What is Delta Live Tables?
Delta Live Tables is a declarative framework for building reliable, maintainable, and testable data processing pipelines. You define the transformations to perform on your data and Delta Live Tables manages task orchestration, cluster management, monitoring, data quality, and error handling.
Instead of defining your data pipelines using a series of separate Apache Spark tasks, you define streaming tables and materialized views that the system should create and keep up to date. Delta Live Tables manages how your data is transformed based on queries you define for each processing step. You can also enforce data quality with Delta Live Tables expectations, which allow you to define expected data quality and specify how to handle records that fail those expectations.

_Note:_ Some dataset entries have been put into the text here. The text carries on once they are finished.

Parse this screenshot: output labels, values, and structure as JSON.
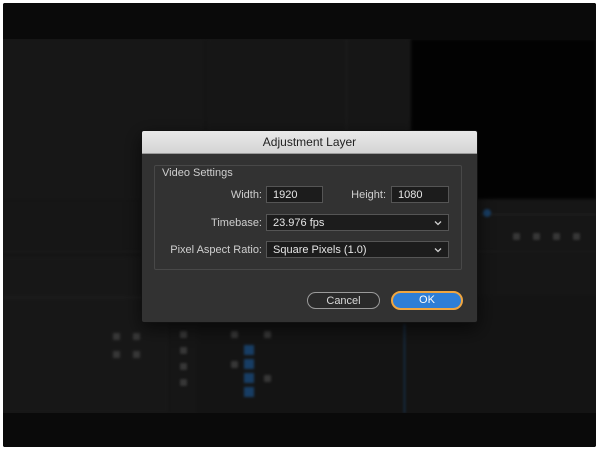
{
  "dialog": {
    "title": "Adjustment Layer",
    "group_title": "Video Settings",
    "width_label": "Width:",
    "width_value": "1920",
    "height_label": "Height:",
    "height_value": "1080",
    "timebase_label": "Timebase:",
    "timebase_value": "23.976 fps",
    "par_label": "Pixel Aspect Ratio:",
    "par_value": "Square Pixels (1.0)",
    "cancel_label": "Cancel",
    "ok_label": "OK"
  },
  "colors": {
    "accent": "#2e7ed6",
    "focus_ring": "#f0a640",
    "dialog_bg": "#323232",
    "track_blue": "#2b78c6"
  },
  "icons": {
    "dropdown": "chevron-down-icon"
  }
}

What are Delta Live Tables datasets?
Delta Live Tables datasets are the streaming tables, materialized views, and views maintained as the results of declarative queries. The following table describes how each dataset is processed:
How are records processed through defined queries?
Each record is processed exactly once. This assumes an append-only source.

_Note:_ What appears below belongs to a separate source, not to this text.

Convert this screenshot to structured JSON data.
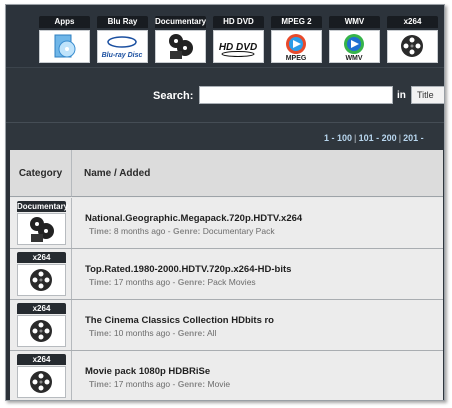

Records are processed as required to return accurate results for the current data state. Materialized views should be used for data sources with updates, deletions, or aggregations, and for change data capture processing (CDC).
Records are processed each time the view is queried. Use views for intermediate transformations and data quality checks that should not be published to public datasets.
The following sections provide more detailed descriptions of each dataset type. To learn more about selecting dataset types to implement your data processing requirements, see When to use views, materialized views, and streaming tables.
A streaming table is a Delta table with extra support for streaming or incremental data processing. Streaming tables allow you to process a growing dataset, handling each row only once. Because most datasets grow continuously over time, streaming tables are good for most ingestion workloads. Streaming tables are optimal for pipelines that require data freshness and low latency. Streaming tables can also be useful for massive scale transformations, as results can be incrementally calculated as new data arrives, keeping results up to date without needing to fully recompute all source data with each update. Streaming tables are designed for data sources that are append-only.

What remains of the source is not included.